„Bitte stören!”

Wer ist in der vorlesungsfreien Zeit noch an der Uni? Lisbeth Schröder traf Bibliothekar Uwe Hafemeister, der schon einige Studentengenerationen vorbeiziehen gesehen und seine ganz eigene Romanze geschrieben hat.

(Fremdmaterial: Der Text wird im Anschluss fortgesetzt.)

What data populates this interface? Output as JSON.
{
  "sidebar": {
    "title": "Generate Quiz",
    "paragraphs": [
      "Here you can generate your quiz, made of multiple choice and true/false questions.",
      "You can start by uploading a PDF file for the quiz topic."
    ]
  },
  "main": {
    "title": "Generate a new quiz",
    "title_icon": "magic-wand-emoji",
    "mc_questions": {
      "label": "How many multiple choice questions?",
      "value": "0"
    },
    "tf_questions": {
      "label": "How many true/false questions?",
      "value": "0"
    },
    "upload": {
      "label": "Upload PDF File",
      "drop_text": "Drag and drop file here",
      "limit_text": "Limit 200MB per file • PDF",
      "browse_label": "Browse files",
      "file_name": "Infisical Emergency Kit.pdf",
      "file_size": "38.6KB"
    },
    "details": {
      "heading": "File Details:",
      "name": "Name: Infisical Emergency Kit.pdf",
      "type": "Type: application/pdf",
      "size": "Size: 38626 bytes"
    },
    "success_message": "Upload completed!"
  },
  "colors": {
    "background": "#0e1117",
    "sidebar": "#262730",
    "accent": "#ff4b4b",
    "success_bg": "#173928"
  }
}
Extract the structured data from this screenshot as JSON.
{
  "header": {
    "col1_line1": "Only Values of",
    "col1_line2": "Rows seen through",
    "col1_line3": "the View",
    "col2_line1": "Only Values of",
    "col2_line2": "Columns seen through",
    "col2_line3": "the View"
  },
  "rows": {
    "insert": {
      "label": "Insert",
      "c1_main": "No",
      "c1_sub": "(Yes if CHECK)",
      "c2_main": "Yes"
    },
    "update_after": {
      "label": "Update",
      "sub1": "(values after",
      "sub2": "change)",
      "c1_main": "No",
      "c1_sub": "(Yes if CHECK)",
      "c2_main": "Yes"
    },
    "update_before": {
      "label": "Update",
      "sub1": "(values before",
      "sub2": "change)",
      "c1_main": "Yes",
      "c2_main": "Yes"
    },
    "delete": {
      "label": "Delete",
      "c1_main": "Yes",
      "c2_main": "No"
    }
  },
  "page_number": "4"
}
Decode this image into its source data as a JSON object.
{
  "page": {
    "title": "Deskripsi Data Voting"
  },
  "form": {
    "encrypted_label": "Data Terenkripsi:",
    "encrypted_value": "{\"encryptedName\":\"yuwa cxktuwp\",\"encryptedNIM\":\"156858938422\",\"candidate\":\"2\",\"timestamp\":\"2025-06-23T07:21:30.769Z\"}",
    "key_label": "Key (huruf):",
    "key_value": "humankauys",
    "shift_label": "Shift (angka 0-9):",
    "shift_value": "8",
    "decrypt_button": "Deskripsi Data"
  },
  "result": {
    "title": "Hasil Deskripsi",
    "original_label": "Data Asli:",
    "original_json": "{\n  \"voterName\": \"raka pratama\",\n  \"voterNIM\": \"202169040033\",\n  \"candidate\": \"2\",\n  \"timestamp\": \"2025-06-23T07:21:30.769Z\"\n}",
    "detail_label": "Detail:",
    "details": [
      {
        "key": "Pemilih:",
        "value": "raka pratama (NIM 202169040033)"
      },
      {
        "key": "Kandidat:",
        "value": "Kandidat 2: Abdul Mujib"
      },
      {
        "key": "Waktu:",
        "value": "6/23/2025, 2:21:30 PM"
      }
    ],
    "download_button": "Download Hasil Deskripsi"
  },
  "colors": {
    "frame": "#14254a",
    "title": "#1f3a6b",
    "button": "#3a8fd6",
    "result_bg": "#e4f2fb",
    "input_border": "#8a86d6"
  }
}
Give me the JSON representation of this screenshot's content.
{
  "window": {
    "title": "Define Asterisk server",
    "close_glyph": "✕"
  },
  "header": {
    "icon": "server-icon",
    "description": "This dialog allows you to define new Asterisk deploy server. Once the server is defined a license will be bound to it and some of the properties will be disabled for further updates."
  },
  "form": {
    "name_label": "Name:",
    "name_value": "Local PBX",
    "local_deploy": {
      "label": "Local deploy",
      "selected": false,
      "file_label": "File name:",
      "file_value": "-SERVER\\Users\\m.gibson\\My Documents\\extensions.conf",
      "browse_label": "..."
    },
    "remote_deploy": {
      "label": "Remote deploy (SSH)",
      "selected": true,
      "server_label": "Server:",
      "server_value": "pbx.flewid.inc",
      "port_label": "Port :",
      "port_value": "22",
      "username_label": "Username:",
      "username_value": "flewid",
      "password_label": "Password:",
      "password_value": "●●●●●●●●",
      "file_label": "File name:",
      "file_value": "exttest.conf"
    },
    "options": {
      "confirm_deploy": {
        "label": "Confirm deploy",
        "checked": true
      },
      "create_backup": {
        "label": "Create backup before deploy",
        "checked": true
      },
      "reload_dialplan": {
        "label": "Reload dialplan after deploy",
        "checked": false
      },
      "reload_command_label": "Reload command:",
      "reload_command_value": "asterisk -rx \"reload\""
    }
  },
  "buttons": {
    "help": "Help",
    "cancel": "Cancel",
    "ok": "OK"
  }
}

Bibliothekar Uwe Hafemeister vor der Tür zu seinem Büro. Foto: Lisbeth Schröder

Ein kleiner Zettel an seiner Tür ruft zum Stören auf: Bibliothekar Uwe Hafemeister in seinem Büro. Foto: Lisbeth Schröder

Auf dem Weg vom U-Bahnhof Dahlem-Dorf bis zur großen Mensa laufen täglich viele Menschen an dem unscheinbaren gelben Haus in der Otto-von-Simson-Straße 11 vorbei. Dort führt ein gerader Weg seitlich zur Bibliothek für „Klassische Archäologie“, in der Uwe Hafemeister seit nun 28 Jahren arbeitet. Wie die Bibliothek strotzt auch der ältere Herr von Wissen über längst vergangene Zeiten: „Als ich hier angefangen habe, saß ich noch an einer Schreibmaschine und habe auf Katalogkarten geschrieben“, erzählt er.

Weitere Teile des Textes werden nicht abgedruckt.